Friedrich-Alexander-University Erlangen-Nuremberg, Department of Computer Science, Pattern Recognition Lab, Martensstr. 3, 91058, Erlangen, Germany.
Department of Ecological Dynamics, Leibniz Institute for Zoo and Wildlife Research (IZW) in the Forschungsverbund Berlin e.V., Alfred-Kowalke-Straße 17, 10315, Berlin, Germany.
Sci Rep. 2019 Jul 29;9(1):10997. doi: 10.1038/s41598-019-47335-w.
Large bioacoustic archives of wild animals are an important source to identify reappearing communication patterns, which can then be related to recurring behavioral patterns to advance the current understanding of intra-specific communication of non-human animals. A main challenge remains that most large-scale bioacoustic archives contain only a small percentage of animal vocalizations and a large amount of environmental noise, which makes it extremely difficult to manually retrieve sufficient vocalizations for further analysis - particularly important for species with advanced social systems and complex vocalizations. In this study deep neural networks were trained on 11,509 killer whale (Orcinus orca) signals and 34,848 noise segments. The resulting toolkit ORCA-SPOT was tested on a large-scale bioacoustic repository - the Orchive - comprising roughly 19,000 hours of killer whale underwater recordings. An automated segmentation of the entire Orchive recordings (about 2.2 years) took approximately 8 days. It achieved a time-based precision or positive-predictive-value (PPV) of 93.2% and an area-under-the-curve (AUC) of 0.9523. This approach enables an automated annotation procedure of large bioacoustics databases to extract killer whale sounds, which are essential for subsequent identification of significant communication patterns. The code will be publicly available in October 2019 to support the application of deep learning to bioaoucstic research. ORCA-SPOT can be adapted to other animal species.
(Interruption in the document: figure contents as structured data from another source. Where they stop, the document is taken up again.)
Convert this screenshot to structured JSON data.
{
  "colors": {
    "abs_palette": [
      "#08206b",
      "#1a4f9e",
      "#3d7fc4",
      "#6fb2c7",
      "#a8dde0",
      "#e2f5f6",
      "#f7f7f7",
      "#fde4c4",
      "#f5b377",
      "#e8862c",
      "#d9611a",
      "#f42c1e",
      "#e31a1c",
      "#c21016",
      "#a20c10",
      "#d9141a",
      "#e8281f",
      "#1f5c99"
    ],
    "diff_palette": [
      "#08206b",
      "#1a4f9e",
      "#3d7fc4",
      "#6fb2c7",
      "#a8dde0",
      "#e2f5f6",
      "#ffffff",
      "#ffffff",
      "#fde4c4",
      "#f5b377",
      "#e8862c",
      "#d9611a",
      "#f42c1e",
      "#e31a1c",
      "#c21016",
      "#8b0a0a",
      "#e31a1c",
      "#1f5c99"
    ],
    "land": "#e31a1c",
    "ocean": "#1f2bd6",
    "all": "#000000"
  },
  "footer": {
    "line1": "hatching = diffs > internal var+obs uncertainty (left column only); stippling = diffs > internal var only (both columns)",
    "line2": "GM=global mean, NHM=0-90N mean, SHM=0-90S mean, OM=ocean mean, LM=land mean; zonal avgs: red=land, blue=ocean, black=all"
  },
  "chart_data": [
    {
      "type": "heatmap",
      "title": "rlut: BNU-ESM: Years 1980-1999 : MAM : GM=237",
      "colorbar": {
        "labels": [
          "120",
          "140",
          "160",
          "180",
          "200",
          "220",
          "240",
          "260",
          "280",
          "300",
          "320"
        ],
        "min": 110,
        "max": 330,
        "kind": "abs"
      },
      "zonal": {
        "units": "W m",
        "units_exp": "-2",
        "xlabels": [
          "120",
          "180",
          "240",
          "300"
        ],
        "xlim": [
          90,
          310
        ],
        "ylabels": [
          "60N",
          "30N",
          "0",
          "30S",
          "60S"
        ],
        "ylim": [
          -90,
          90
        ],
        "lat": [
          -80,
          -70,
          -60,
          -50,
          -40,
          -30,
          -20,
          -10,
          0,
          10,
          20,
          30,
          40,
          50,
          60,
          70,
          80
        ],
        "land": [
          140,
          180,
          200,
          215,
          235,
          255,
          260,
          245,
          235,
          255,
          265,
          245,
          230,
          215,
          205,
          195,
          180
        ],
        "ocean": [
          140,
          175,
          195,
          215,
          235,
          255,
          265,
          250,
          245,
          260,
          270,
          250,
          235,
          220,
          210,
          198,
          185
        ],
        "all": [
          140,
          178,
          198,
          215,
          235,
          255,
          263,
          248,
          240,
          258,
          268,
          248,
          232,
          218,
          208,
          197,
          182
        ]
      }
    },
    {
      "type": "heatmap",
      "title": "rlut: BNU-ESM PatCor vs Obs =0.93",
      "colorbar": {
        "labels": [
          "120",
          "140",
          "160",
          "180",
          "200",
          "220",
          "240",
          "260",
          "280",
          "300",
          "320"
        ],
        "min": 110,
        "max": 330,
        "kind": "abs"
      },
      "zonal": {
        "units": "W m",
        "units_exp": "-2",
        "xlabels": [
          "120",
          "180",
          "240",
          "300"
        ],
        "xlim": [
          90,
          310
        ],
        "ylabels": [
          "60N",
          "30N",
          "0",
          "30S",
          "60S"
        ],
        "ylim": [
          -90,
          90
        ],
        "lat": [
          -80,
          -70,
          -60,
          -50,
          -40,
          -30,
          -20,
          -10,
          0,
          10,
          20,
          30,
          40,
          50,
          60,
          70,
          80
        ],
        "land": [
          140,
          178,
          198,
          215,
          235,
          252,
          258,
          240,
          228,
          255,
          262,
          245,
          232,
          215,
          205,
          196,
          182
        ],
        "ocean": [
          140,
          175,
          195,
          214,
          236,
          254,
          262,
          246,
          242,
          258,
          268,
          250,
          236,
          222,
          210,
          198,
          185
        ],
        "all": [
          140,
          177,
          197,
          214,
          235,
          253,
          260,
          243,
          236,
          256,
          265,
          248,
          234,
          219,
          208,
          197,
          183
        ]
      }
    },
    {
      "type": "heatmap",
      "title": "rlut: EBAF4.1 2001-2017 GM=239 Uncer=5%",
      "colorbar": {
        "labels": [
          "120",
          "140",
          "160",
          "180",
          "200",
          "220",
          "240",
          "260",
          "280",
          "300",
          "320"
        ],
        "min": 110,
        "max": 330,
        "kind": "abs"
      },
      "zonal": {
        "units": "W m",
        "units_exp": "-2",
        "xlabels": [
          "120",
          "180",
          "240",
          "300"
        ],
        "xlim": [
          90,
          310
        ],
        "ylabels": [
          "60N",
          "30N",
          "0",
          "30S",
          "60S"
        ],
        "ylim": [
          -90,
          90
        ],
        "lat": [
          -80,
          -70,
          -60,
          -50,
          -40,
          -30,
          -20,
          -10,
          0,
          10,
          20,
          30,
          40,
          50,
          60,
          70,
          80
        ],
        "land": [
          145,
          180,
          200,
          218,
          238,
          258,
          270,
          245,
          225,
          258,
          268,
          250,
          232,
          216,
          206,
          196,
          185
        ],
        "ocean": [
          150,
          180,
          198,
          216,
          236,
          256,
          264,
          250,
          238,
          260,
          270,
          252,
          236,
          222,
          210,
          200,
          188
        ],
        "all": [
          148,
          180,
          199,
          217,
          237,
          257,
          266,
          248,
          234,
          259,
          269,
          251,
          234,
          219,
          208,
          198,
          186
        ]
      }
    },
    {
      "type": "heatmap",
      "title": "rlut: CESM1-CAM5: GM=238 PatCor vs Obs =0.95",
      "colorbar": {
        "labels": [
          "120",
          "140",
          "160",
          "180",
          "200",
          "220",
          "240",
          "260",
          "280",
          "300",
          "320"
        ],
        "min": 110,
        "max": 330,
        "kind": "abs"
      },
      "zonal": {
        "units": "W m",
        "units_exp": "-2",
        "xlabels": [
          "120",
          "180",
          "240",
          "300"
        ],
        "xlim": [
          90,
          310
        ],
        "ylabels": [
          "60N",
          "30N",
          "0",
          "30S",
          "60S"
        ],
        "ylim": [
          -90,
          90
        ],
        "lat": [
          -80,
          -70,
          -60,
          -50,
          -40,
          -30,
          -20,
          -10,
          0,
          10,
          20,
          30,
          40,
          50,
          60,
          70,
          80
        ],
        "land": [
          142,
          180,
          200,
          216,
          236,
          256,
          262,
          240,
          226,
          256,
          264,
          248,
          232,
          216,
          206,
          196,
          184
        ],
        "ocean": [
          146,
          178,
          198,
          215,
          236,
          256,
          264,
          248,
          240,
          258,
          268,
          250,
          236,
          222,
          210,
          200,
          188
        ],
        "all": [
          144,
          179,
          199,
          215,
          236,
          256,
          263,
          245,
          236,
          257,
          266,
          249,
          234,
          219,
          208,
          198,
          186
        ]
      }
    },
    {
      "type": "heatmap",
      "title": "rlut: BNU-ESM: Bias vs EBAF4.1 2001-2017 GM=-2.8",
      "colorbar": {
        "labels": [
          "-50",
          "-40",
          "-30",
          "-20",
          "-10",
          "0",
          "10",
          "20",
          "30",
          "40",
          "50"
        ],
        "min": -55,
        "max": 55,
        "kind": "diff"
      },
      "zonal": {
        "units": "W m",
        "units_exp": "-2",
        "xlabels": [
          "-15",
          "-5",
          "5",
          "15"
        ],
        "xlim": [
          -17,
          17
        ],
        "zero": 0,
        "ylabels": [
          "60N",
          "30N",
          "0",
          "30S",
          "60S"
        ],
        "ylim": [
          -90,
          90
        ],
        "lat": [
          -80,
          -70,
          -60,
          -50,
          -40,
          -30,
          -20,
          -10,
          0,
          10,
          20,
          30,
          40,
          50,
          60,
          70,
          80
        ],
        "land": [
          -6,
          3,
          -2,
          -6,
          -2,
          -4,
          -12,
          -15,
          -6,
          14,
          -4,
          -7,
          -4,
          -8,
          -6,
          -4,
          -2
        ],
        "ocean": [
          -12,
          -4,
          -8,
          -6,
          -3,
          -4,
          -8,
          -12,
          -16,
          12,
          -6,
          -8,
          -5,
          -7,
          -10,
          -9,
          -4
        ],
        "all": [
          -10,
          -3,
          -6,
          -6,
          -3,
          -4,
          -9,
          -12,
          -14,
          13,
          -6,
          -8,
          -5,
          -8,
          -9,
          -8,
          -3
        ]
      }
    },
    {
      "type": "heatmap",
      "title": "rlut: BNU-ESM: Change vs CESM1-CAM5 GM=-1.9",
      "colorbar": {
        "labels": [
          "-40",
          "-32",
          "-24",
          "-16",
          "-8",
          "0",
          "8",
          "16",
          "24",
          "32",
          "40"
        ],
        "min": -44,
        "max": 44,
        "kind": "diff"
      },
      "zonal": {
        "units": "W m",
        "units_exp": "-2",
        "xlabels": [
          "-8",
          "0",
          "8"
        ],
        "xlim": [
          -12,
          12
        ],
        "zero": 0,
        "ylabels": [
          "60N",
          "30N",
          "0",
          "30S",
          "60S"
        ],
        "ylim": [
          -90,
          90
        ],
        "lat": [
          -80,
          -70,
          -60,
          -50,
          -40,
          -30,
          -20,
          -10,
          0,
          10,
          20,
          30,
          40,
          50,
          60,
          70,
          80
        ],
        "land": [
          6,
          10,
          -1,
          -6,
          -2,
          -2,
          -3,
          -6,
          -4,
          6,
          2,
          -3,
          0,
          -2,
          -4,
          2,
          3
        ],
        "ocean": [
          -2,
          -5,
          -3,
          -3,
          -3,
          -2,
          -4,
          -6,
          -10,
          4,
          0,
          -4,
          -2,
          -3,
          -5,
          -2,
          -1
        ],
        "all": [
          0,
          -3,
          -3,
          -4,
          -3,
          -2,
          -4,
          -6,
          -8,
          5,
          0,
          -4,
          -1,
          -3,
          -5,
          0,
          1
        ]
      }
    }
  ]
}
大型野生动物生物声学档案是识别重现的交流模式的重要来源,这些模式可以与重现的行为模式相关联,从而推进对非人类动物种内交流的现有理解。一个主要的挑战仍然是,大多数大规模生物声学档案只包含一小部分动物的叫声和大量的环境噪声,这使得手动检索足够数量的叫声进行进一步分析变得极其困难 - 对于具有先进社会系统和复杂叫声的物种来说尤为重要。在这项研究中,深度神经网络在 11509 个虎鲸(Orcinus orca)信号和 34848 个噪声段上进行了训练。由此产生的工具包 ORCA-SPOT 在一个大规模的生物声学存储库 - Orchive 上进行了测试,该存储库包含大约 19000 小时的虎鲸水下录音。对整个 Orchive 录音(约 2.2 年)的自动分割大约需要 8 天。它实现了基于时间的精度或阳性预测值(PPV)为 93.2%,曲线下面积(AUC)为 0.9523。这种方法可以实现对大型生物声学数据库的自动注释程序,以提取虎鲸声音,这对于随后识别重要的交流模式至关重要。该代码将于 2019 年 10 月公开发布,以支持深度学习在生物声学研究中的应用。ORCA-SPOT 可以适应其他动物物种。